What is two-factor (or two-step) authentication? It combines two factors (from maximum three available factor types according to the security theory): something you know (such as username/password or pin code) with something you have (magnetic or smart card, token key, or mobile phone). Third possible factor is something you are which is biometrics.
There are three major methods of two-factor implementation used by online service providers: hardware tokens, SMS, and smart phone application (software) tokens. Hardware tokens are usually offered for money and therefore less common than SMS or software tokens.
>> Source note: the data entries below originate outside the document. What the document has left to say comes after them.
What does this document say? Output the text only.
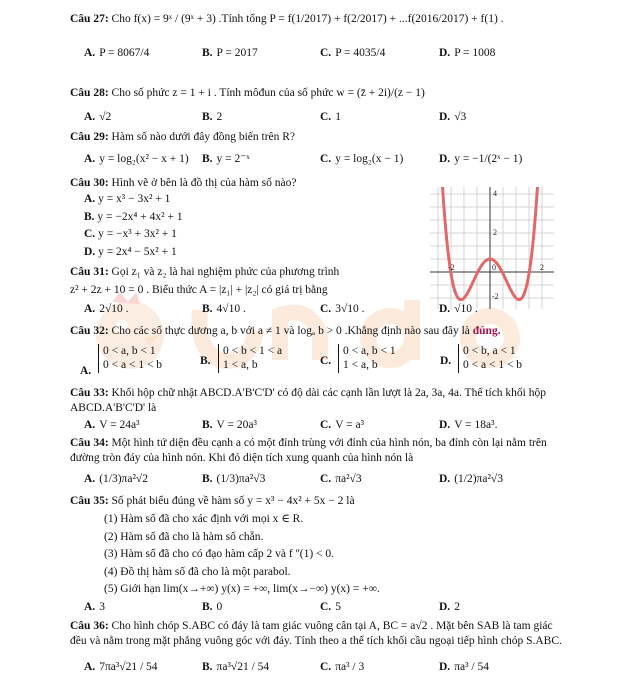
Câu 27: Cho f(x) = 9ˣ / (9ˣ + 3) .Tính tổng P = f(1/2017) + f(2/2017) + ...f(2016/2017) + f(1) .
A. P = 8067/4	B. P = 2017	C. P = 4035/4	D. P = 1008
Câu 28: Cho số phức z = 1 + i . Tính môđun của số phức w = (z̄ + 2i)/(z − 1)
A. √2	B. 2	C. 1	D. √3
Câu 29: Hàm số nào dưới đây đồng biến trên R?
A. y = log₂(x² − x + 1) B. y = 2⁻ˣ	C. y = log₂(x − 1)	D. y = −1/(2ˣ − 1)
Câu 30: Hình vẽ ở bên là đồ thị của hàm số nào?
A. y = x³ − 3x² + 1
B. y = −2x⁴ + 4x² + 1
C. y = −x³ + 3x² + 1
D. y = 2x⁴ − 5x² + 1
-2	0	2
4
2
-2
Câu 31: Gọi z₁ và z₂ là hai nghiệm phức của phương trình
z² + 2z + 10 = 0 . Biểu thức A = |z₁| + |z₂| có giá trị bằng
A. 2√10 .	B. 4√10 .	C. 3√10 .	D. √10 .
Câu 32: Cho các số thực dương a, b với a ≠ 1 và logₐ b > 0 .Khẳng định nào sau đây là đúng.
A.
0 < a, b < 1
0 < a < 1 < b	B.
0 < b < 1 < a
1 < a, b	C.
0 < a, b < 1
1 < a, b	D.
0 < b, a < 1
0 < a < 1 < b
Câu 33: Khối hộp chữ nhật ABCD.A'B'C'D' có độ dài các cạnh lần lượt là 2a, 3a, 4a. Thể tích khối hộp
ABCD.A'B'C'D' là
A. V = 24a³	B. V = 20a³	C. V = a³	D. V = 18a³.
Câu 34: Một hình tứ diện đều cạnh a có một đỉnh trùng với đỉnh của hình nón, ba đỉnh còn lại nằm trên
đường tròn đáy của hình nón. Khi đó diện tích xung quanh của hình nón là
A. (1/3)πa²√2	B. (1/3)πa²√3	C. πa²√3	D. (1/2)πa²√3
Câu 35: Số phát biểu đúng về hàm số y = x³ − 4x² + 5x − 2 là
(1) Hàm số đã cho xác định với mọi x ∈ R.
(2) Hàm số đã cho là hàm số chẵn.
(3) Hàm số đã cho có đạo hàm cấp 2 và f ''(1) < 0.
(4) Đồ thị hàm số đã cho là một parabol.
(5) Giới hạn lim(x→+∞) y(x) = +∞, lim(x→−∞) y(x) = +∞.
A. 3	B. 0	C. 5	D. 2
Câu 36: Cho hình chóp S.ABC có đáy là tam giác vuông cân tại A, BC = a√2 . Mặt bên SAB là tam giác
đều và nằm trong mặt phẳng vuông góc với đáy. Tính theo a thể tích khối cầu ngoại tiếp hình chóp S.ABC.
A. 7πa³√21 / 54	B. πa³√21 / 54	C. πa³ / 3	D. πa³ / 54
Also, major hardware token solution RSA SecurID has been recently compromised which even increased the motivation for using software solutions.
Many online service providers implement two-factor combined from username/password (first factor) and mobile phone (second factor) which provides relatively high security level comparing to traditional single factor authentication (username/password only).
Some giants such as Facebook and Bank of America offer only SMS solutions for mobile phones. One-time token (6 digit number) is generated by the server and sent to user’s mobile phone as SMS text. Other companies such as PayPal provides SMS service as well as more convenient smart phone app (also used by eBay). In latter case VeriSign VIP software installed on iPhone, Android or other smart phone device generates new one-time token code (the same 6 digits) every minute. The advantage of software solutions is that they do not require any communication between mobile device and server which completely eliminates data transfer or text message fees.
Google offers even more options - application tokens, SMS and also voice messages.
Regardless the particular implementation, any form of two-factor authentication provides higher level of security and makes your account significantly less desirable target for hackers comparing to regular accounts protected by just user/password.